Il film colpisce subito per il cast stellare che Adam McKay (“La grande scommessa”, 2015) chiama a raccolta: Leonardo Di Caprio, un professore di astrofisica un po’ nevrotico coinvolto in un evento più grande di quanto potesse aspettarsi; Jennifer Lawrence, una dottoranda in astronomia; Meryl Streep, una cinica Presidentessa degli Stati Uniti; Kate Blanchet, una giornalista televisiva senza scrupoli; Timothée Chalamet, un giovane skater newyorkese. Tutti i personaggi sono alle prese con una enorme cometa che si sta dirigendo velocemente verso la terra. Questo evento va tuttavia subito in secondo piano, e lo script si dedica completamente a una critica serrata della miope ipocrisia dell’ambiente politico, di quello finanziario e di quello mass-mediatico, nell’affrontare e nel tentare di governare l’incombere di una realtà traumatica devastante, che minaccia di distruggere l’intero pianeta. È evidente il richiamo a questi due anni di pandemia, durante i quali siamo stati invasi da notizie contrastanti e confondenti da parte dei mass-media, circa un virus che, proprio come l’asteroide alieno, si è abbattuto improvvisamente sull’intera umanità, trovandola del tutto impreparata.
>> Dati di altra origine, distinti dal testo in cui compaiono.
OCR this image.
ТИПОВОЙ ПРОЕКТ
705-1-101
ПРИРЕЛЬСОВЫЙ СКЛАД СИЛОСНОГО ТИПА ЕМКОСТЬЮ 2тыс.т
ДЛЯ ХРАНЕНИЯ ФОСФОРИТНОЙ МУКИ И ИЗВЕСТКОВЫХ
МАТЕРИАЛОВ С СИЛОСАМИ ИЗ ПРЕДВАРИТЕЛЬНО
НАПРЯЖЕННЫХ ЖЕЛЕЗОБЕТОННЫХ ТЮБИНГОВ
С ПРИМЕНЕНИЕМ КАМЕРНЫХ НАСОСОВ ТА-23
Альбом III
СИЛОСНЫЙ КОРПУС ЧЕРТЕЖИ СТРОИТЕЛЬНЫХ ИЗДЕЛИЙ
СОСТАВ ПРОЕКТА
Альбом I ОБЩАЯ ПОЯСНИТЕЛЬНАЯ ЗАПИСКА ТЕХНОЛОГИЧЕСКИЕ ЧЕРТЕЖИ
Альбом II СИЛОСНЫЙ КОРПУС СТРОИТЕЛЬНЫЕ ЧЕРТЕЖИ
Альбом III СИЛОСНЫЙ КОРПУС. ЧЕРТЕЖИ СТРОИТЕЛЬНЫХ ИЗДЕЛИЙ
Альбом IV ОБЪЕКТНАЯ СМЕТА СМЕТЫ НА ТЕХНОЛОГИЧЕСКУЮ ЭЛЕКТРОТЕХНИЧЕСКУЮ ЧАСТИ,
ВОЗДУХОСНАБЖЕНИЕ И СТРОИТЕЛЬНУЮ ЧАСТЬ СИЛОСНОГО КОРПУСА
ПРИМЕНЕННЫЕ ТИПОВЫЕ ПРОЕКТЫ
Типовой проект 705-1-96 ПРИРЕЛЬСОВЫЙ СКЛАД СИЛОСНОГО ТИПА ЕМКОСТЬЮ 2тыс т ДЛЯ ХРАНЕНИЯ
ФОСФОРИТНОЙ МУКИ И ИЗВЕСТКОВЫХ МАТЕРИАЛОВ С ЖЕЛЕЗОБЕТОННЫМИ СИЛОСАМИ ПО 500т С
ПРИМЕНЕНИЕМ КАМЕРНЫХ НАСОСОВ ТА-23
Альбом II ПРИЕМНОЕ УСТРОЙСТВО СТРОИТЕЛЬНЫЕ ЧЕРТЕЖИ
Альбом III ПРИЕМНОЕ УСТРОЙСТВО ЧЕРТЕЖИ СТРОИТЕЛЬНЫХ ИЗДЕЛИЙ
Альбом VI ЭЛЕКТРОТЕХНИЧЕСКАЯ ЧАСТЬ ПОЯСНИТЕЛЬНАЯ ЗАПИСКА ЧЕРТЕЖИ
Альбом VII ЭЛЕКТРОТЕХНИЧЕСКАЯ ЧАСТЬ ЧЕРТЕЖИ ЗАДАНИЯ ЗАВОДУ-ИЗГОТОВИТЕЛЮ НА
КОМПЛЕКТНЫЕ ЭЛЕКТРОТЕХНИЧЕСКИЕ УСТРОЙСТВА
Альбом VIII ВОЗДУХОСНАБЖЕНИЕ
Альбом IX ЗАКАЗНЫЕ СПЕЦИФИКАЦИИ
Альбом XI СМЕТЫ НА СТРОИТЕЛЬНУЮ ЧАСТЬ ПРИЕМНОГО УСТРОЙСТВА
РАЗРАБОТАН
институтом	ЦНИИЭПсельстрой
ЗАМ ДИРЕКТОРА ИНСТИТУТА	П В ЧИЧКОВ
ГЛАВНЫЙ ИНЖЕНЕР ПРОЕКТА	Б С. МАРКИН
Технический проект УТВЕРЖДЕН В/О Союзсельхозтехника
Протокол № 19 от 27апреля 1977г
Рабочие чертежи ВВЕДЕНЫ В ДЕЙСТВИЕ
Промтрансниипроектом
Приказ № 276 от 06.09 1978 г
Come affronta simili calamità chi ha le più alte responsabilità politiche e sociali, sembra domandarsi e domandarci il regista? Il tema del “negazionismo”, così come quello del ruolo della scienza nei suoi rapporti controversi con la politica, sono molto ben raccontati in questo film, in cui i protagonisti sono diretti dal regista con mano molto accurata nel farceli sentire vicini ed empatici nel seguire il loro destino. Un destino che il regista ci fa vivere emotivamente simile al nostro.
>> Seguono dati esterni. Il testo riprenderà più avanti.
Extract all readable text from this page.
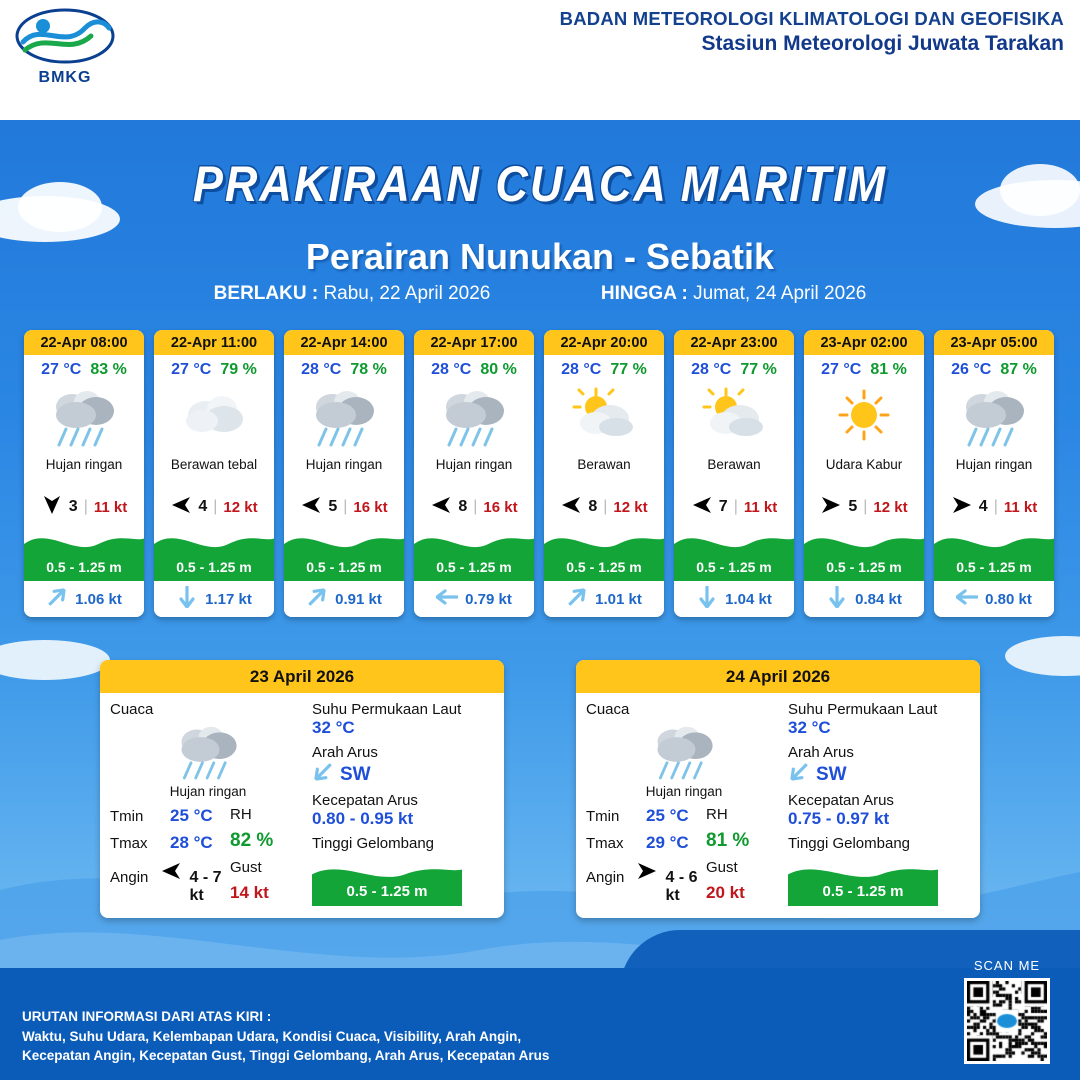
BMKG
BADAN METEOROLOGI KLIMATOLOGI DAN GEOFISIKA
Stasiun Meteorologi Juwata Tarakan
PRAKIRAAN CUACA MARITIM
Perairan Nunukan - Sebatik
BERLAKU : Rabu, 22 April 2026	HINGGA : Jumat, 24 April 2026
22-Apr 08:00
27 °C 83 %
Hujan ringan
3 | 11 kt
0.5 - 1.25 m
1.06 kt
22-Apr 11:00
27 °C 79 %
Berawan tebal
4 | 12 kt
0.5 - 1.25 m
1.17 kt
22-Apr 14:00
28 °C 78 %
Hujan ringan
5 | 16 kt
0.5 - 1.25 m
0.91 kt
22-Apr 17:00
28 °C 80 %
Hujan ringan
8 | 16 kt
0.5 - 1.25 m
0.79 kt
22-Apr 20:00
28 °C 77 %
Berawan
8 | 12 kt
0.5 - 1.25 m
1.01 kt
22-Apr 23:00
28 °C 77 %
Berawan
7 | 11 kt
0.5 - 1.25 m
1.04 kt
23-Apr 02:00
27 °C 81 %
Udara Kabur
5 | 12 kt
0.5 - 1.25 m
0.84 kt
23-Apr 05:00
26 °C 87 %
Hujan ringan
4 | 11 kt
0.5 - 1.25 m
0.80 kt
23 April 2026
Cuaca
Hujan ringan
Tmin	25 °C
Tmax	28 °C
Angin	4 - 7 kt
RH
82 %
Gust
14 kt
Suhu Permukaan Laut
32 °C
Arah Arus
SW
Kecepatan Arus
0.80 - 0.95 kt
Tinggi Gelombang
0.5 - 1.25 m
24 April 2026
Cuaca
Hujan ringan
Tmin	25 °C
Tmax	29 °C
Angin	4 - 6 kt
RH
81 %
Gust
20 kt
Suhu Permukaan Laut
32 °C
Arah Arus
SW
Kecepatan Arus
0.75 - 0.97 kt
Tinggi Gelombang
0.5 - 1.25 m
URUTAN INFORMASI DARI ATAS KIRI :
Waktu, Suhu Udara, Kelembapan Udara, Kondisi Cuaca, Visibility, Arah Angin,
Kecepatan Angin, Kecepatan Gust, Tinggi Gelombang, Arah Arus, Kecepatan Arus
SCAN ME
Ciò che McKay evidenzia è l’inautenticità della comunicazione politica nella sua nefasta collusione con l’informazione giornalistica: due forme di onnipotenza che sono in grado di trasmettere alle masse un falso sé capace di ipnotizzare le coscienze in modo autodistruttivo. Potremmo aprire un altro grande argomento al riguardo ed è quello delle fake-news: quanto i nostri ragazzi sono sottoposti ad un bombardamento di informazioni false? Come possiamo aiutarli a difendersi?.. ma questo argomento lo affronteremo in un altro contesto.
McKay utilizza il sarcasmo, il grottesco e l’ironia per mettere in scena una delle più riuscite critiche della società e dei media americani (e di tutti i Paesi Occidentali, compresa l’Europa) che abbiamo visto al cinema. Una critica serrata, senza sconti, che scorre via veloce, pur nelle quasi due lunghe ore e mezza di film che tengono comunque sempre incollato lo spettatore allo schermo.
Il film parla molto di noi, di ciò che vive l’umanità di oggi, della nostra sofferenza, e di conseguenza della sofferenza degli adolescenti, in cui impera una sorta di diniego per non entrare in contatto con le nostre fragilità per non dire a noi stessi “la verità” su un mondo, su una Natura che abbiamo sfruttato utilitaristicamente fino a portarla ad autodistruggersi.
È un film che per la sua capacità empatica di entrare in contatto con le emozioni dello spettatore, di sintonizzarsi col sentire e con le paure che caratterizzano il quotidiano di ognuno di noi, ci lascia u sentimento di fragilità e incertezza per il nostro futuro e in particolare una grande preoccupazione e insicurezza per il futuro dei nostri ragazzi.